Pros and cons of lease finance

Feb 07, 2011

A typical equipment lease can run anywhere from one to five years. Most equipment necessary in commercial businesses today, including technical equipment, can be leased. Some leases provide an option to then purchase the equipment at substantially less money when at the end of the term of the lease. By leasing equipment, if structured properly, you can maintain your credit availability, as the lease debt does not have to be considered a direct liability on your financial statements. This is advantageous, as it does not limit your ability to borrow from lending sources.

Advantages of lease financing:

It offers fixed rate financing. You pay at the same rate monthly.

Leasing is inflation friendly. As the costs go up over five years, you still pay the same rate as when you began the lease.

There is less upfront cash outlay. You do not need to make large cash payments for the purchase of needed equipment.

Leasing better utilises equipment. You lease and pay for equipment only for the time you need it.

You typically have an option to buy equipment at end of lease term.

You can keep upgrading. As new equipment becomes available you can upgrade to the latest models each time your lease ends.
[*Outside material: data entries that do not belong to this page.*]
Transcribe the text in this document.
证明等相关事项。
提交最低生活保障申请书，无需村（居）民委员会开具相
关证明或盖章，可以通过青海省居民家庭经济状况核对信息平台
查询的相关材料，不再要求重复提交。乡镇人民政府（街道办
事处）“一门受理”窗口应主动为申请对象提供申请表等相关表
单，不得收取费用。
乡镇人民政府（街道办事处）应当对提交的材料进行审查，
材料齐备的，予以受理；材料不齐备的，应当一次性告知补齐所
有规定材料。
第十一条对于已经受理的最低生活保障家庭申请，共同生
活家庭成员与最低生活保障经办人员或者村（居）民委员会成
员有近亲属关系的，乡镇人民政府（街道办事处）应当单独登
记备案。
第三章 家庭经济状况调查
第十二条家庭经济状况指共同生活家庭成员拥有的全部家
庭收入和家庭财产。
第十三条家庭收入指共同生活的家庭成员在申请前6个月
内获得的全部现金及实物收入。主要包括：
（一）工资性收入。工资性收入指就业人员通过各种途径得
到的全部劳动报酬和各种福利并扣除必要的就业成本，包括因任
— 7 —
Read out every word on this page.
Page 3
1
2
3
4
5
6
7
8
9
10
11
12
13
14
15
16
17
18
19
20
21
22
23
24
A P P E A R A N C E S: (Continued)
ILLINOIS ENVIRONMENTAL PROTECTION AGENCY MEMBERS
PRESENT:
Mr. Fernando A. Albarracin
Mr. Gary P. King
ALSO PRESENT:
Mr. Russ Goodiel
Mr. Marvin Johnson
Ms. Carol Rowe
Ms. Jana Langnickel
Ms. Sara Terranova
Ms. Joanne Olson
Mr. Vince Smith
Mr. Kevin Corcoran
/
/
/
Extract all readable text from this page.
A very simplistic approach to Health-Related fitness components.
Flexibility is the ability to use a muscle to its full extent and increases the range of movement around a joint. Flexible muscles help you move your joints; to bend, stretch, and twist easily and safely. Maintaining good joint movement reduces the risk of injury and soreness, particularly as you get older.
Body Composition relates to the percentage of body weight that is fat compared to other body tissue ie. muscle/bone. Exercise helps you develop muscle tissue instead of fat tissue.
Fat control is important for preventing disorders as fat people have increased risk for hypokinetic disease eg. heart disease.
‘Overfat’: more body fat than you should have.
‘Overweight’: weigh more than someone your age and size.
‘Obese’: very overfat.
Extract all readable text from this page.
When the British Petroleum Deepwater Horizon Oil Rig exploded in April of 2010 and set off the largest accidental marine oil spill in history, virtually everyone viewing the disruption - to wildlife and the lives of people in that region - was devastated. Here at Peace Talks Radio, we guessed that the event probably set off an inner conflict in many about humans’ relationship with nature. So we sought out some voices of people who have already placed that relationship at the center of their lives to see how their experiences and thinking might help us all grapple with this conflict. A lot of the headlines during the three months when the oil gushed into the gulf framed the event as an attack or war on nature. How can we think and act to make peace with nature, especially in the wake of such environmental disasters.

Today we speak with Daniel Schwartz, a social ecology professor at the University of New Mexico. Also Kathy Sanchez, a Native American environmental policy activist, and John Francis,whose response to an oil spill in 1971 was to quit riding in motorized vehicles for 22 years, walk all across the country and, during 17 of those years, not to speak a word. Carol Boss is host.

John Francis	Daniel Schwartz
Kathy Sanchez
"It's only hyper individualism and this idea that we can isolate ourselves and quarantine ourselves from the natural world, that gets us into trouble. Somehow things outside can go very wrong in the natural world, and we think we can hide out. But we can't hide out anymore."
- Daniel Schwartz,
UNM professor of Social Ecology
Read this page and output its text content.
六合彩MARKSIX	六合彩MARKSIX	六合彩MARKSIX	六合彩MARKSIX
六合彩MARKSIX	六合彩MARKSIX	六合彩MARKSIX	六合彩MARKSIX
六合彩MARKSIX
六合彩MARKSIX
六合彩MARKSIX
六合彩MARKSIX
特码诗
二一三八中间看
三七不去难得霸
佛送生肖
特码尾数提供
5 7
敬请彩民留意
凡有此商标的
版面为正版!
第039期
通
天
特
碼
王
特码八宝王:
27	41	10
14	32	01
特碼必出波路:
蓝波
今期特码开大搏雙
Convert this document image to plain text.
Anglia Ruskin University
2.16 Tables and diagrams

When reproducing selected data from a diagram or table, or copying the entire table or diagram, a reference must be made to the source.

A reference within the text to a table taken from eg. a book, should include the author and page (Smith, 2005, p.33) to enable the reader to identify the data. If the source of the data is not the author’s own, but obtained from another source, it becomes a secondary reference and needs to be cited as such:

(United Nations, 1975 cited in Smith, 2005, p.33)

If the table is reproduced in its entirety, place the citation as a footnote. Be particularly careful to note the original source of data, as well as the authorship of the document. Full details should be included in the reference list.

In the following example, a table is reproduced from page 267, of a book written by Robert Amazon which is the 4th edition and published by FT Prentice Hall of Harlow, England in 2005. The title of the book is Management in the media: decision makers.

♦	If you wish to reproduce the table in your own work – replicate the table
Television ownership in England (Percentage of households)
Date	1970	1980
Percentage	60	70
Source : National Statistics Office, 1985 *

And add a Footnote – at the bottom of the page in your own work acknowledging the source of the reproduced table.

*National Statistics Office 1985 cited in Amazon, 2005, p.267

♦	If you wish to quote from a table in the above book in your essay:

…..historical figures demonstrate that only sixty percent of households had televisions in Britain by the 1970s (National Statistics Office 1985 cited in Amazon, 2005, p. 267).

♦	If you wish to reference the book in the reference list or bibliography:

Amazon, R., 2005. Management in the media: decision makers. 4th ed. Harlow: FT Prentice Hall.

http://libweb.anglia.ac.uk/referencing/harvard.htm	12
Typically, it is easier to obtain lease financing than loans from commercial lenders. It offers potential tax benefits depending on how the lease is structured.

One of the reasons for the popularity of leasing is the steady stream of new and improved technology. The cost of continually buying new equipment to meet changing and growing business needs can be difficult for most small businesses. Leasing can also help you enhance your status to the lending community by improving your debt-to-equity and earnings-to-fixed assets ratios.

There are a variety of ways in which a lease can be structured. This provides greater flexibility so that the lease is structured to best accommodate the individual cash flow requirements of a specific business. For example, you may have balloon payments, step up or step down payments, deferred payments or even seasonal payments.

Disadvantages of lease financing:

Leasing is a preferred means of financing for certain businesses. However it is not for everyone. The type of industry and type of equipment required also need to be considered. Tax implications also need to be compared between leasing and purchasing equipment.

You have an obligation to continue making payments. Typically, leases may not be terminated before the original term is completed. Or if terminated there can be charges to break the lease. Therefore, the lessee is responsible for paying off the lease. This can pose a major financial problem for the owners of a business experiences a downturn.

You have no equity, until you decide to purchase the equipment at the end of the lease term at which point the equipment has depreciated significantly.

Although you are not the owner, you are still responsible for maintaining the equipment as specified by the terms of the lease. Failure to do so can prove costly.